Whether these health benefits are true, or not all, does not change the fact that mixing cocoa with a bit of sugar makes Chocolate the most hunted flavor on earth!
Cocoa in the form of chocolate has become the substance of choice to express love, affection, to ask for forgiveness and to induce pleasure.
We now find available on the market, really lovely organic cocoa in the form of nibs, blocks or in their natural stage, as beans. In their natural form they are bitter. To turn the pods into chocolate, the beans are fermented, dried and roasted. Then the shells are removed, revealing the nibs, which again are liquefied, resulting in chocolate liquor.

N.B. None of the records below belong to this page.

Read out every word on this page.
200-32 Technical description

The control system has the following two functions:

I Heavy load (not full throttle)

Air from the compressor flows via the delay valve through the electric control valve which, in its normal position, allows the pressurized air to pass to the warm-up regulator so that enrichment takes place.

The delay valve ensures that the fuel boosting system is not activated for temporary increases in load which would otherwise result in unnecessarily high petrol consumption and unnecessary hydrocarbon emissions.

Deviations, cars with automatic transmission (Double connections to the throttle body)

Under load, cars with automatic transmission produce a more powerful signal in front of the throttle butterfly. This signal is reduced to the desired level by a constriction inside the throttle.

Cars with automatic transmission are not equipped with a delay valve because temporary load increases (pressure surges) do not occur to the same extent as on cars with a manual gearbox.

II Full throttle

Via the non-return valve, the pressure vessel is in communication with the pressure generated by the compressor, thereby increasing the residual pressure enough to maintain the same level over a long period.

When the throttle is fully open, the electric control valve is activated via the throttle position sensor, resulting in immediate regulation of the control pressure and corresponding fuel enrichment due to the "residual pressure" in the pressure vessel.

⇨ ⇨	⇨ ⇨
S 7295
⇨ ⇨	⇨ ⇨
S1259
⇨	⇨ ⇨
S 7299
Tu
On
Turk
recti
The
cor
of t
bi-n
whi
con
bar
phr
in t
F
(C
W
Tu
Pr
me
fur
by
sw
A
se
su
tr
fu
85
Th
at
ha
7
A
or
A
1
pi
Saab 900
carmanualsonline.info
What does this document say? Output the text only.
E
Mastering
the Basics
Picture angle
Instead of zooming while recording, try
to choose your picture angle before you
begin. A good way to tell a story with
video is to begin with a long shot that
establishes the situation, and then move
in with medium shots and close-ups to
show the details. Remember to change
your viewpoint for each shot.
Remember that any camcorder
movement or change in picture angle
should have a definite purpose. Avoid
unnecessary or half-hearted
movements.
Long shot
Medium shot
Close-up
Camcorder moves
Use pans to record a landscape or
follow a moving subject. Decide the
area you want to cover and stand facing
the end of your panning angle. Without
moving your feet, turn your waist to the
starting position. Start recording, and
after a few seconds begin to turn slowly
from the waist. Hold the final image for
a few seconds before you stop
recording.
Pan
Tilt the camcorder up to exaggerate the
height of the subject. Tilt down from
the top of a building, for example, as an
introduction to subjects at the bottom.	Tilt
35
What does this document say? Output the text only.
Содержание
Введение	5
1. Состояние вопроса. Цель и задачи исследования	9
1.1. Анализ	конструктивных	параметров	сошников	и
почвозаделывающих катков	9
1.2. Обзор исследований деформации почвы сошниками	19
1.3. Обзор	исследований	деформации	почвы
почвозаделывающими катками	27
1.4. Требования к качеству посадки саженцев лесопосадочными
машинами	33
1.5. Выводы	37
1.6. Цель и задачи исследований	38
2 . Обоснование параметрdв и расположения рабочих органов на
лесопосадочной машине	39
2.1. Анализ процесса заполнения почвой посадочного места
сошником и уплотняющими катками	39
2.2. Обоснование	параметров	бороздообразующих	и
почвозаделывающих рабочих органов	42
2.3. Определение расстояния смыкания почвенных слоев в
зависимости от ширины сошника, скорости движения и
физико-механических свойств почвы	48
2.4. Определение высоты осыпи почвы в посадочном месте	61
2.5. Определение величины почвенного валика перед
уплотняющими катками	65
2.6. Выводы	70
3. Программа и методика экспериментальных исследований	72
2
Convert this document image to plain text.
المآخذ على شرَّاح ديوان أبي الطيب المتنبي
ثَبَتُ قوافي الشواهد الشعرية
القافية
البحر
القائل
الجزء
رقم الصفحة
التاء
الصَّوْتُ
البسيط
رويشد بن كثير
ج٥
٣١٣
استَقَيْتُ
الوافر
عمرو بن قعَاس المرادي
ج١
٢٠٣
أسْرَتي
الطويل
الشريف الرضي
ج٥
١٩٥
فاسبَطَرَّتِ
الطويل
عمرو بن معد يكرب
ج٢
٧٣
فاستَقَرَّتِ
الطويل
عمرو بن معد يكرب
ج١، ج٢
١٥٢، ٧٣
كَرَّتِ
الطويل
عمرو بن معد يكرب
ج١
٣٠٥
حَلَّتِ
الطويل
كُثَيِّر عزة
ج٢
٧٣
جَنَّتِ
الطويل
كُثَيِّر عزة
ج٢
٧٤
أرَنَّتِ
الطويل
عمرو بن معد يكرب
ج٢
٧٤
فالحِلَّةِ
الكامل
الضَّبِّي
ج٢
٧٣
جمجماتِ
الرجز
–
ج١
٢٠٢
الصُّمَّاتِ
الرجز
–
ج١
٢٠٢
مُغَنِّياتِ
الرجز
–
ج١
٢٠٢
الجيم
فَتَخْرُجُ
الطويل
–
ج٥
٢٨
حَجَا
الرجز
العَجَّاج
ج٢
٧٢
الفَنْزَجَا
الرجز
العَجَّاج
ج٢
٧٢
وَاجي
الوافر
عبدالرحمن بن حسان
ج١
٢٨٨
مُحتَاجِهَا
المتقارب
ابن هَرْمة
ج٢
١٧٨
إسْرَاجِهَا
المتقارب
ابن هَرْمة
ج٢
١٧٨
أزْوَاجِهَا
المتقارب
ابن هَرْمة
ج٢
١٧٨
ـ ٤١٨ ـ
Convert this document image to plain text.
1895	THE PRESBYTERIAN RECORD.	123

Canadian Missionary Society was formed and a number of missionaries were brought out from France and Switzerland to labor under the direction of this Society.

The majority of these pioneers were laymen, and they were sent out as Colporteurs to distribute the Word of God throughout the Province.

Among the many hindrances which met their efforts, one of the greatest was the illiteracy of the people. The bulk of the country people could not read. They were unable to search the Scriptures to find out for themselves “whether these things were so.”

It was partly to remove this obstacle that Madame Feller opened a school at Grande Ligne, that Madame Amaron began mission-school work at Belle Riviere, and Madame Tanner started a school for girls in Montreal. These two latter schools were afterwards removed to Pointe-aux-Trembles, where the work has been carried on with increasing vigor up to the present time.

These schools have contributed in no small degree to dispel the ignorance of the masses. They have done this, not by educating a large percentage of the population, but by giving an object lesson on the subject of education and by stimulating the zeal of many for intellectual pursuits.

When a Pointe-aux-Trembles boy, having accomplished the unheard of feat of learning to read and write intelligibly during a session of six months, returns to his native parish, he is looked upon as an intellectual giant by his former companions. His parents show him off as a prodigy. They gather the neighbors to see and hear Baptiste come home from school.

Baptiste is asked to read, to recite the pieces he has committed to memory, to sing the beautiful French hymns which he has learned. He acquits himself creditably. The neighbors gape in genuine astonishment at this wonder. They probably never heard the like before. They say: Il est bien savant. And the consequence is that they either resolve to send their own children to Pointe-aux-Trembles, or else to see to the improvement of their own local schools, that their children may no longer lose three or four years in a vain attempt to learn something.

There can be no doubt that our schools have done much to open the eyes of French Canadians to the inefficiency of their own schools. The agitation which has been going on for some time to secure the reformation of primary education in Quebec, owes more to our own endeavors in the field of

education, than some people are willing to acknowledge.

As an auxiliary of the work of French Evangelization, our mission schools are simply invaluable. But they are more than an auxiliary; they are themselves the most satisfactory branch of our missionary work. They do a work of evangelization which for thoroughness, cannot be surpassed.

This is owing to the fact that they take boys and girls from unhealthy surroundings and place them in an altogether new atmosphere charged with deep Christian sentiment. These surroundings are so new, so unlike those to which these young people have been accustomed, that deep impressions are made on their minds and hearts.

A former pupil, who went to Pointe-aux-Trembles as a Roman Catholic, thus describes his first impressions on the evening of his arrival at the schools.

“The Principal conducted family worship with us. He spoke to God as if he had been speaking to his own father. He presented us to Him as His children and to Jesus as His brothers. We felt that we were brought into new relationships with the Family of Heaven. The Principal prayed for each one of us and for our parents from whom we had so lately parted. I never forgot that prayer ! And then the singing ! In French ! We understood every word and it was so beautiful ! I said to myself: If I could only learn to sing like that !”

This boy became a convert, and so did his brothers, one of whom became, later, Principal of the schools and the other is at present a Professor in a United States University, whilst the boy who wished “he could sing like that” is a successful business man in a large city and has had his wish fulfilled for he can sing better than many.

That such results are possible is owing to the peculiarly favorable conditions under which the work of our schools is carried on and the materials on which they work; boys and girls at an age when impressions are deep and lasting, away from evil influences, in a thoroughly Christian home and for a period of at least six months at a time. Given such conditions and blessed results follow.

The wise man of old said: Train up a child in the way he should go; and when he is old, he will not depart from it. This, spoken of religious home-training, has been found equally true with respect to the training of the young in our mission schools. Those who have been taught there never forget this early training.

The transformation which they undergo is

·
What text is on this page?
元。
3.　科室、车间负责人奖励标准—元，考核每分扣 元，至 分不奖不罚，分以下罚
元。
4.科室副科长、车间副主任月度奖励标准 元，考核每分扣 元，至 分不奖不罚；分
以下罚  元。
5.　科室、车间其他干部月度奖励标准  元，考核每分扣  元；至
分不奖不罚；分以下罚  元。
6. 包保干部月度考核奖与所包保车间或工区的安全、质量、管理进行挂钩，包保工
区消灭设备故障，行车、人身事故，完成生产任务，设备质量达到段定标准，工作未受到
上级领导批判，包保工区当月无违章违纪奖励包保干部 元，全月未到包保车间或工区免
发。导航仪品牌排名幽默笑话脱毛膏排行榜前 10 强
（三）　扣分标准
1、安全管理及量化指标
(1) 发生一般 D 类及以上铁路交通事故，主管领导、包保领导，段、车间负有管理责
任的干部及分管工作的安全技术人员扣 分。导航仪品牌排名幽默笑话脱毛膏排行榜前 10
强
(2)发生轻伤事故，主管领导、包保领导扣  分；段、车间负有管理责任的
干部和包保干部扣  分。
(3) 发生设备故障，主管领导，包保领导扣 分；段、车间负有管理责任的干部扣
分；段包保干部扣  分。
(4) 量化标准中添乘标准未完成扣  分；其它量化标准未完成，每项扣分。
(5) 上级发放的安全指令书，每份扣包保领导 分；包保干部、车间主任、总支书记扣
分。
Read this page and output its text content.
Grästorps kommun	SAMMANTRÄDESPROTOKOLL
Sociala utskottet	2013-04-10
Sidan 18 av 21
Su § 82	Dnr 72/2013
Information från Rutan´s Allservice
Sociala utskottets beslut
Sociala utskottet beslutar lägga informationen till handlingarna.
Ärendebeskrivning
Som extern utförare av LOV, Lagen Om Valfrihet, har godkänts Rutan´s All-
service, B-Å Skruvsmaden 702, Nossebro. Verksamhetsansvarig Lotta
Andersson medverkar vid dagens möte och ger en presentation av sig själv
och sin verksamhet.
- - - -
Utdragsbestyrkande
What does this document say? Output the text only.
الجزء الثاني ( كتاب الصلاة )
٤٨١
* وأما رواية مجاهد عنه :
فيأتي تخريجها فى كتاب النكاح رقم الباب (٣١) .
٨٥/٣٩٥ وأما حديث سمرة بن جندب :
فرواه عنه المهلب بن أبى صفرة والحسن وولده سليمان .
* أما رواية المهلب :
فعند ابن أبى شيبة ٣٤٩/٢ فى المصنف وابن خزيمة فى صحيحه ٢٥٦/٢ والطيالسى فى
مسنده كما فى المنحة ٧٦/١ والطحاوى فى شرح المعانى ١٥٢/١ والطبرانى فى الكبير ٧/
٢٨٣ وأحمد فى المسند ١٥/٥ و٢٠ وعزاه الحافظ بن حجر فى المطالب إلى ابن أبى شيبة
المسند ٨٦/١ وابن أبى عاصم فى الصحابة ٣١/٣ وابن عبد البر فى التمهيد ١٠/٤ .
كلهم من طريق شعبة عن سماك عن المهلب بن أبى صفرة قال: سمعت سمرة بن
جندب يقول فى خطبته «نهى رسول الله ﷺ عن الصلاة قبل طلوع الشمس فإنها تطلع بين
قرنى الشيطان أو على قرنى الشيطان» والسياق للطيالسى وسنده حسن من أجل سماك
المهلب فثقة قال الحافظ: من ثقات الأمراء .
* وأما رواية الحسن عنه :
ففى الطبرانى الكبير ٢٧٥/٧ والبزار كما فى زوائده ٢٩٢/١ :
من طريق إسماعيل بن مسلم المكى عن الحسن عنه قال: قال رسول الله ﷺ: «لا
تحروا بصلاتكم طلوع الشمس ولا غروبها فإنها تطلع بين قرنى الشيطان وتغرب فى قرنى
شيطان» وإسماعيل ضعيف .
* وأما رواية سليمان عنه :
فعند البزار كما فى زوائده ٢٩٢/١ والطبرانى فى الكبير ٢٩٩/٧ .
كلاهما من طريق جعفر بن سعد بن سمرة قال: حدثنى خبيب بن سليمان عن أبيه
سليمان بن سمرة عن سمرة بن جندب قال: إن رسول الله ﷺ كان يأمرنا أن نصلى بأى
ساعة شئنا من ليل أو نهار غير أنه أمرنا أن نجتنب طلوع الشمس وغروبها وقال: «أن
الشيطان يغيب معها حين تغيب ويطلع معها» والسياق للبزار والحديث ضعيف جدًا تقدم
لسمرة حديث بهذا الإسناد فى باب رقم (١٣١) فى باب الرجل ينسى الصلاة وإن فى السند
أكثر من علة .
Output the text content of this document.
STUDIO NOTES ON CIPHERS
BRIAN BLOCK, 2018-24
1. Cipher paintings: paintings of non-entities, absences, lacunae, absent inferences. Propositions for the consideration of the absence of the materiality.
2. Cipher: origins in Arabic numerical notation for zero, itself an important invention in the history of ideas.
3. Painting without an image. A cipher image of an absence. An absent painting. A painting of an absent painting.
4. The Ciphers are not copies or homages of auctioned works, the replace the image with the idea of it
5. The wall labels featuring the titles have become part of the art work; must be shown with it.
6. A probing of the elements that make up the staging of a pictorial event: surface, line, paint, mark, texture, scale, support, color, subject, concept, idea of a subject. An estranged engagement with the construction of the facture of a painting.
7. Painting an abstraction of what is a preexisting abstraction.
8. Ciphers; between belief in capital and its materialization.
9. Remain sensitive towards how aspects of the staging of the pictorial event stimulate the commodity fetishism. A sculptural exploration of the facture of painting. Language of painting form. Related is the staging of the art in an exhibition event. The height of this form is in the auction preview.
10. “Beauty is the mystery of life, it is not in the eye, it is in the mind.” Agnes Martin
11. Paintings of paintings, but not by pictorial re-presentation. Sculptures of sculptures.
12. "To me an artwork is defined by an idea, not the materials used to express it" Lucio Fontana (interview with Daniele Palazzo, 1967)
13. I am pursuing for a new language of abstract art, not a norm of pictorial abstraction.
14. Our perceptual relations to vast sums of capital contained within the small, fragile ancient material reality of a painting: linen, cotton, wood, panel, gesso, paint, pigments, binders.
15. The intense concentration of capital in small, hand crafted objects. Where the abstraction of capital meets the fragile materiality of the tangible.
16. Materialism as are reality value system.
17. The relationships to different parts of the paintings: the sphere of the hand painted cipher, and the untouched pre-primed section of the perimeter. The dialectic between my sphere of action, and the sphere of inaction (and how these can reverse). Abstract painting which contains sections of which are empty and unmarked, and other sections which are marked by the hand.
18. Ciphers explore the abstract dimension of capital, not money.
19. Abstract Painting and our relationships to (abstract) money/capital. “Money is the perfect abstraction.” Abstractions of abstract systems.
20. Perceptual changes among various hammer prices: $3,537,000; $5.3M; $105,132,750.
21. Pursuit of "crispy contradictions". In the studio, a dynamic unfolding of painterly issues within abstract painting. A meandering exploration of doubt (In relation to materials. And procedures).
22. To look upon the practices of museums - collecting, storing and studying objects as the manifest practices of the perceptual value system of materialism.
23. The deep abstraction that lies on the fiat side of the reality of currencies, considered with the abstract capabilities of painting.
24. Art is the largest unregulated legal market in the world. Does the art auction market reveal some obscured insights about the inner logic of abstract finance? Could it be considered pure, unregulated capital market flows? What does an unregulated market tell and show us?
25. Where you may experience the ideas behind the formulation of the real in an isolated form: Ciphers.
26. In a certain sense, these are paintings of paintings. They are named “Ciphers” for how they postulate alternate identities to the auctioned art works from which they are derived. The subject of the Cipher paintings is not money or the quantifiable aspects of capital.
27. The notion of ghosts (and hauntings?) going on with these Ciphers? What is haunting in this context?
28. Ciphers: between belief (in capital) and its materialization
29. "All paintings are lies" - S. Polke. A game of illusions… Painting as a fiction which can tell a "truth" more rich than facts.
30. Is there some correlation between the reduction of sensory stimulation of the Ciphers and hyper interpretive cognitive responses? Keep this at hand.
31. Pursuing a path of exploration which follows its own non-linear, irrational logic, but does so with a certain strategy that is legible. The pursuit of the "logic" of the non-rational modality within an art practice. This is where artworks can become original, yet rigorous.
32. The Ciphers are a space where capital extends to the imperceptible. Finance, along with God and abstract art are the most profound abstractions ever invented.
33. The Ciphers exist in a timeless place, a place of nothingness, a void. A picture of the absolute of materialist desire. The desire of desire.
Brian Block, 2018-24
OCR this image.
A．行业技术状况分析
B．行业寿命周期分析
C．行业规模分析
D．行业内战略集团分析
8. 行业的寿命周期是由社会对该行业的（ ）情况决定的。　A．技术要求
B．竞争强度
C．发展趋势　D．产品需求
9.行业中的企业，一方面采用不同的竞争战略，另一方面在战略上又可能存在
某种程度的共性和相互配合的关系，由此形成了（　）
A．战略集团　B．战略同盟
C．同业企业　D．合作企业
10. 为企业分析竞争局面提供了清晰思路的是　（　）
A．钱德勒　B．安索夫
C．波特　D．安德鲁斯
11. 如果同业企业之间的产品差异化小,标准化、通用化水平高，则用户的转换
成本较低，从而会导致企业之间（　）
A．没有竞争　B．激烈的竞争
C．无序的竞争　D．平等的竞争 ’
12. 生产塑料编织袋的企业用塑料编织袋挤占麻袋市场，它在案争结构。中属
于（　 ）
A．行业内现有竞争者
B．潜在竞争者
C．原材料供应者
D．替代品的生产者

The liquor is further refined into either cocoa solids or cocoa butter; the latter is the ingredient found in most chocolate confections. Chocolate get its strong astringent flavor, which is great for kapha constitutions, from the flavanoids in the cocoa. The higher the percentage of cocoa, the stronger the flavor.

So to tap into the healing aspect of cocoa, avoid the cocoa that is diluted with sugar and milk. Favor instead the pure dark chocolate or the cocoa powder. Don’t buy anything under 60% cocoa.

I enjoy putting cocoa powder in my blends to give that distinctive subtly sweet/bitter taste in dishes. Combining cocoa with garlic and onions gives the meat a lighter taste.  A study carried by the journal of food science, suggests that in order to retain the flavanols in the baking process, we can add baking soda to cakes and other desserts.

How to use cocoa every day:
Cocoa goes well with naturally sweet vegetables like carrots, sweet potato and beets.
Cocoa blends well with the following spices: orange peels, pink peppercorn, vanilla, cinnamon, cloves, ginger, nutmeg, camu camu, lucuma, mustard and of course sweet chili.
Check your dosha chart to select the proper spice for you.

Here is one of my favorite sexy salad and vegetable dressings using cocoa:
5 tbsp of walnut oil
1 tbsp tamari
1 tbsp maple syrup
1 tsp nutritional yeast
½ tsp cocoa power
½ tsp ginger
½ tsp sweet chili
½ tsp camu camu
½ tbsp vanilla
Mix all ingredients well and use over green salads, rice, beets, carrots or roasted sweet potatoes.